Die deutsche Telekom positioniert sich als Vorreiter und will mehr Frauen in ihre Führungsspitze holen. Bis 2015 sollen 30 Prozent der Positionen im Top-Management und in der mittleren Führungsebene mit Frauen besetzt werden, berichtet die Telekom. Somit wäre der Telekommunikationskonzern eigenen Angaben zufolge das erste Dax- Unternehmen mit einer Frauenquote. Die freiwillige Quote solle für alle 260.000 Mitarbeiter weltweit gelten.
Die Frauenquote sei keine Gleichmacherei, betonte der Vorstandsvorsitzende der Telekom, René Obermann. Vielmehr sei sie ein Gebot der gesellschaftlichen Fairness und eine Notwendigkeit für den Erfolg. „Mit mehr Frauen an der Spitze werden wir einfach besser.“
Bisher säßen im Vorstand der Telekom nur Männer. Im Konzernmanagement betrage der Anteil der Frauen 13 Prozent. Im Gegensatz dazu seien bereits 60 Prozent der Absolventen von wirtschaftswissenschaftlichen Studiengängen Frauen.
Die Telekom kündigte zudem ein Programm zum Ausbau der Vereinbarkeit von Beruf und Familie, von Elternteilzeitmodellen, Teilzeitmodellen von Führungskräften, flexiblen Arbeitszeitmodellen und Kinderbetreuungsangeboten an.
Vor fast neun Jahren wurde zwischen Bundesregierung und Wirtschaftsverbänden vereinbart, dass die Karrierechancen von Frauen auf freiwilliger Basis verbessert werden sollten. Getan hat sich nicht viel: Derzeit seien die deutschen Vorstände zu 2,5 Prozent mit Frauen besetzt, die Aufsichtsräte zu zehn Prozent, berichtet der Spiegel in Bezug auf eine Untersuchung des Deutschen Instituts für Wirtschaftsforschung (DIW).

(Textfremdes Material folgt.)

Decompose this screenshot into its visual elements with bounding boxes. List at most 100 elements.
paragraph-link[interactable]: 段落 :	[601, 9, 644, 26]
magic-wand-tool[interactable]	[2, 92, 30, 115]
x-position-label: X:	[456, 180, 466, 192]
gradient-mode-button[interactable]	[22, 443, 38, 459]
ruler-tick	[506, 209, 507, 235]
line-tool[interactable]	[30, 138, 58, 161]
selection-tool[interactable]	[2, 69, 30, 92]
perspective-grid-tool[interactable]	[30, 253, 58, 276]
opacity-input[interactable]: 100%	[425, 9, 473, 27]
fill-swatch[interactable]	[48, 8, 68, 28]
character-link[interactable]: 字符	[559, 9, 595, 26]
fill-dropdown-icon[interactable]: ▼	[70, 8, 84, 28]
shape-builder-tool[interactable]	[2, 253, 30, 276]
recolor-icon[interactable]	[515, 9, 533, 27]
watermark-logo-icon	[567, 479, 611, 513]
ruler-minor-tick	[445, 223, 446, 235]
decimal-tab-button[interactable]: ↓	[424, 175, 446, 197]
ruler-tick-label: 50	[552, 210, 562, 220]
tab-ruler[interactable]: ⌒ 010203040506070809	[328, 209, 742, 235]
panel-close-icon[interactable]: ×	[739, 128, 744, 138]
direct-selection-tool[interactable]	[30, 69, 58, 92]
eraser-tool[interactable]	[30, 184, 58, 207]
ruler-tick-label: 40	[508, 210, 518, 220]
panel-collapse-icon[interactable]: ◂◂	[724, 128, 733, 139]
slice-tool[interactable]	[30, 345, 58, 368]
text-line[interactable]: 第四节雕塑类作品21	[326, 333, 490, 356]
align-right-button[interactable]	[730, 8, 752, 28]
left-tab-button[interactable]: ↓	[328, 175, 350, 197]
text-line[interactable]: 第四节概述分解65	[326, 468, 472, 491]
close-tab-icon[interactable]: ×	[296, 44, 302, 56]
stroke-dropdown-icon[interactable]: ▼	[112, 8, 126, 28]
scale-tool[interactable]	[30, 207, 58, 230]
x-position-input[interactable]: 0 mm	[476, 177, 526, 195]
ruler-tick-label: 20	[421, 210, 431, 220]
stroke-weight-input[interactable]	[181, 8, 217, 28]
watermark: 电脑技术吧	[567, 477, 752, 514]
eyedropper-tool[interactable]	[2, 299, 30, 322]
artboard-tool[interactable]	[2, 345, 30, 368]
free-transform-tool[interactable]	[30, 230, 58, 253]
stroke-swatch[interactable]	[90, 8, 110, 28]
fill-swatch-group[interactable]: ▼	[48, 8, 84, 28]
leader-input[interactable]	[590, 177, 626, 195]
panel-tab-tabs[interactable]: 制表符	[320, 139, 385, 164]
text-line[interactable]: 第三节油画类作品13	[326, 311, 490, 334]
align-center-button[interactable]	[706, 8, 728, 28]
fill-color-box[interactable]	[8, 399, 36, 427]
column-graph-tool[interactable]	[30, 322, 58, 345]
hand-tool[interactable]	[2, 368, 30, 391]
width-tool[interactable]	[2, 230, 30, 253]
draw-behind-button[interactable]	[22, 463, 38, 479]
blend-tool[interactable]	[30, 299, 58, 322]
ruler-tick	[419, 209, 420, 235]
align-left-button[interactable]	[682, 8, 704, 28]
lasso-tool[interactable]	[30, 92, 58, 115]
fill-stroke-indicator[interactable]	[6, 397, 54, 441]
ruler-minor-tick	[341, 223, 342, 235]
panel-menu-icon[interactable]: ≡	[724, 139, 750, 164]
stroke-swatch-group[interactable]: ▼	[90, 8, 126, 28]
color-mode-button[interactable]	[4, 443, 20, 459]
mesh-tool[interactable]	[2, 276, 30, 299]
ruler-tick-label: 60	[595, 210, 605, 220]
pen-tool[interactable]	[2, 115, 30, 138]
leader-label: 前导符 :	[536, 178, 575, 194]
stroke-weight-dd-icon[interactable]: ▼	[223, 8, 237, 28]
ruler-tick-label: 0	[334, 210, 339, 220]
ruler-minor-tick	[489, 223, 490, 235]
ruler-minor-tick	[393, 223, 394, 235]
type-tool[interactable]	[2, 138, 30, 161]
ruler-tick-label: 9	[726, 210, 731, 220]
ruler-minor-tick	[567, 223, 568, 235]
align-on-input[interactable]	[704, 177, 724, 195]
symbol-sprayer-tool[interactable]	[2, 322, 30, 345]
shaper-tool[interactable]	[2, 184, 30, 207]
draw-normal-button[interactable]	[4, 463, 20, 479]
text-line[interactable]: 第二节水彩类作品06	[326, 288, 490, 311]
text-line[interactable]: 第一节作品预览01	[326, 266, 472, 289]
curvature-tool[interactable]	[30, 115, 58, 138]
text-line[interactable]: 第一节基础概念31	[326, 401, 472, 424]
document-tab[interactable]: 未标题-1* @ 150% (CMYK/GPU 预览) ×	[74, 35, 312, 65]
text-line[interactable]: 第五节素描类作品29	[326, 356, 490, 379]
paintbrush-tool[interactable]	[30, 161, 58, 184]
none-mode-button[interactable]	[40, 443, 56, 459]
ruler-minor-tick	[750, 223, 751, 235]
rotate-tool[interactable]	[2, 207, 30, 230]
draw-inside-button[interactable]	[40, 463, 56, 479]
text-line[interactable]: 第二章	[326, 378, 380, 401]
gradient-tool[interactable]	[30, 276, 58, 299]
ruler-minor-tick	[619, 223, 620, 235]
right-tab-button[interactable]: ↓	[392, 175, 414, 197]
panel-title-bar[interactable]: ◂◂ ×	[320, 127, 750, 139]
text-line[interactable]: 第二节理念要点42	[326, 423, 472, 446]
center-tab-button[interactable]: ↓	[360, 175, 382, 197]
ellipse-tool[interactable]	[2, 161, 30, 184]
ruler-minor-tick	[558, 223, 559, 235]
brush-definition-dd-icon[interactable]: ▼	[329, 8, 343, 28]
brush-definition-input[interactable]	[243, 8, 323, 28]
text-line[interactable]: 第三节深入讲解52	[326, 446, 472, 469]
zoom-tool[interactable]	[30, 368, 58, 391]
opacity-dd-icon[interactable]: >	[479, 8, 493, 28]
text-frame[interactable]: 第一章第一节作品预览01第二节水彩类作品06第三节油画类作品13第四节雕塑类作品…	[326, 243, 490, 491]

Angaben des Spiegels zufolge begrüßte die zuständige Bundesministerin für Familie, Senioren, Frauen und Jugend, Kristina Schröder (CDU), die freiwillige Initiative der Telekom. Denn eine gesetzliche Frauenquote könne nur „Ultima ratio“ sein.
Diese würde der Personalvorstand der Telekom jedoch begrüßen. „Die Politik hat hier eine Scham, der Wirtschaft Direktiven zu geben. An dieser Stelle wäre eine Emanzipation der Politik wünschenswert“, sagte Thomas Sattelberger gegenüber der Süddeutschen Zeitung. Mehr als die Hälfte der Frauen in Führungspositionen und ein Drittel der Männer sehen das laut einer Befragung des Sinus-Instituts genauso. Sie fordern eine verpflichtende Frauenquote in Aufsichtsgremien. 70 Prozent der befragten Führungskräfte glauben nicht, dass Frauen von allein in mehr Führungspositionen gelangen.